Afterward, I went to the Palazzo Vecchio, the town hall of Florence, to visit the museum and climb the tower. The Palazzo Vecchio is a massive, Romanesque, crenellated fortress-palace and is among the most impressive town halls of Tuscany. It overlooks the Piazza della Signoria with its copy of Michelangelo’s David statue as well as the gallery of statues in the adjacent Loggia dei Lanzi. Originally called the Palazzo della Signoria, after the Signoria of Florence, the ruling body of the Republic of Florence, it was also given several other names over the centuries. The name Palazzo Vecchio means “Old Palace”. The museum inside showcases Renaissance art and architecture, and from the top of the Arnolfo Tower, you get amazing views. I finally climbed the Arnolfo Tower, which is part of the Palazzo Vecchio. The tower offered a fantastic view of the whole city. It was also the first time there were clouds in the sky, and with the sunset, it created a unique atmosphere, as you can see in the photos. I spent at least an hour on the tower, watching the sunset and the crowds far below. Then I went back to the hostel and messaged the Italian guys to figure out what to do that evening. Neither of us knew. In the end, I decided to leave at 9 PM, and the Indian guy and the Argentinian girl from the night before joined me. We went to the Ponte Vecchio. The Ponte Vecchio, or “Old Bridge,” is one of Florence’s most famous landmarks. It’s a medieval stone bridge that spans the Arno River and is unique because it has shops built along it. Historically, these shops were occupied by butchers, but today they mainly house jewelers, art dealers, and souvenir sellers. It’s also the only bridge in Florence that survived destruction during World War II. We had some really nice philosophical discussions, and around 11 PM, the Italian guy, a German guy, and a Taiwanese girl joined us. The Italians, being Italian, brought wine to celebrate New Year’s and even water for those who don’t drink alcohol, which was funny – it was me and the German guy. So, at midnight, we toasted on the bridge next to Ponte Vecchio and watched the fireworks.

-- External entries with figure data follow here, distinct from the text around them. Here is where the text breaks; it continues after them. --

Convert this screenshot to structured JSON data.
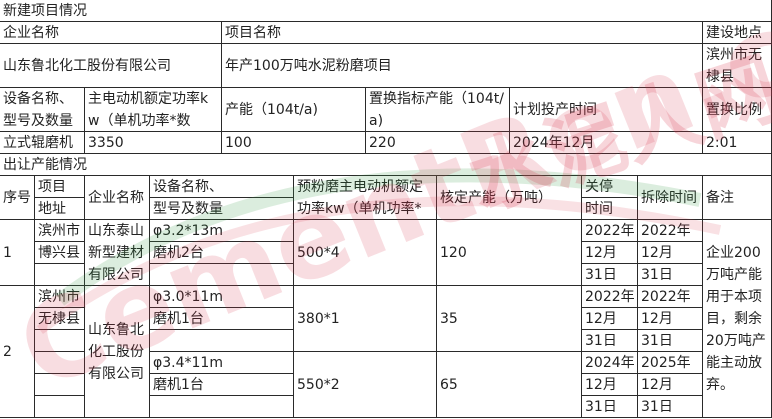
{
  "new_project": {
    "section_title": "新建项目情况",
    "headers": {
      "company": "企业名称",
      "project": "项目名称",
      "location": "建设地点"
    },
    "company": "山东鲁北化工股份有限公司",
    "project": "年产100万吨水泥粉磨项目",
    "location": "滨州市无棣县",
    "eq_headers": [
      "设备名称、型号及数量",
      "主电动机额定功率kw（单机功率*数",
      "产能（104t/a)",
      "置换指标产能（104t/a)",
      "计划投产时间",
      "置换比例"
    ],
    "values": [
      "立式辊磨机",
      "3350",
      "100",
      "220",
      "2024年12月",
      "2:01"
    ]
  },
  "transfer": {
    "section_title": "出让产能情况",
    "headers": {
      "seq": "序号",
      "addr": [
        "项目",
        "地址"
      ],
      "company": "企业名称",
      "equipment": [
        "设备名称、",
        "型号及数量"
      ],
      "power": "预粉磨主电动机额定功率kw（单机功率*",
      "capacity": "核定产能（万吨）",
      "shutdown": [
        "关停",
        "时间"
      ],
      "removal": "拆除时间",
      "remark": "备注"
    },
    "items": [
      {
        "seq": "1",
        "addr": [
          "滨州市",
          "博兴县"
        ],
        "company": "山东泰山新型建材有限公司",
        "lines": [
          {
            "equipment": [
              "φ3.2*13m",
              "磨机2台"
            ],
            "power": "500*4",
            "capacity": "120",
            "shutdown": [
              "2022年",
              "12月",
              "31日"
            ],
            "removal": [
              "2022年",
              "12月",
              "31日"
            ]
          }
        ]
      },
      {
        "seq": "2",
        "addr": [
          "滨州市",
          "无棣县"
        ],
        "company": "山东鲁北化工股份有限公司",
        "lines": [
          {
            "equipment": [
              "φ3.0*11m",
              "磨机1台"
            ],
            "power": "380*1",
            "capacity": "35",
            "shutdown": [
              "2022年",
              "12月",
              "31日"
            ],
            "removal": [
              "2022年",
              "12月",
              "31日"
            ]
          },
          {
            "equipment": [
              "φ3.4*11m",
              "磨机1台"
            ],
            "power": "550*2",
            "capacity": "65",
            "shutdown": [
              "2024年",
              "12月",
              "31日"
            ],
            "removal": [
              "2025年",
              "12月",
              "31日"
            ]
          }
        ]
      }
    ],
    "remark": "企业200万吨产能用于本项目，剩余20万吨产能主动放弃。"
  },
  "watermark": {
    "text_en": "CementRen.com",
    "text_cn": "水泥人网",
    "colors": [
      "#d8334c",
      "#3a9a4a",
      "#e8a23a"
    ]
  }
}
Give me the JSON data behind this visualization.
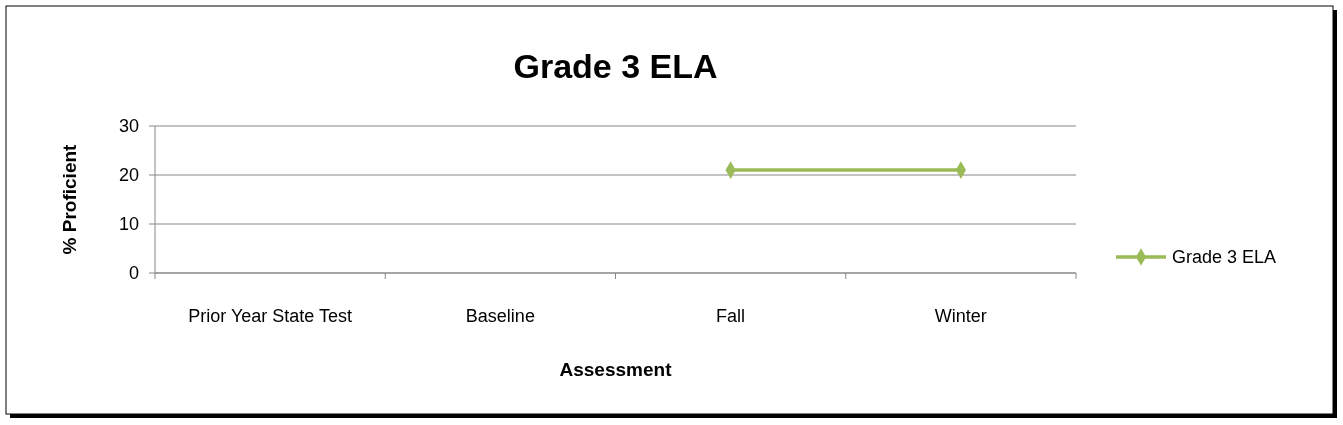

After that, we went back to the hostel, which was a challenge because the streets were full of people, and sometimes it was really hard or nearly impossible to walk. But somehow, we made it and joined the hostel party until about 4 AM – a new record for me! Then I went to bed for a short time, and at 6 AM, I was already at the reception to check out, while some people were still partying. My energy level was surprisingly good after only 1.5 hours of sleep, so I headed back to Switzerland. But this time, I didn’t talk to anyone because I’d talked enough the last few days, I think.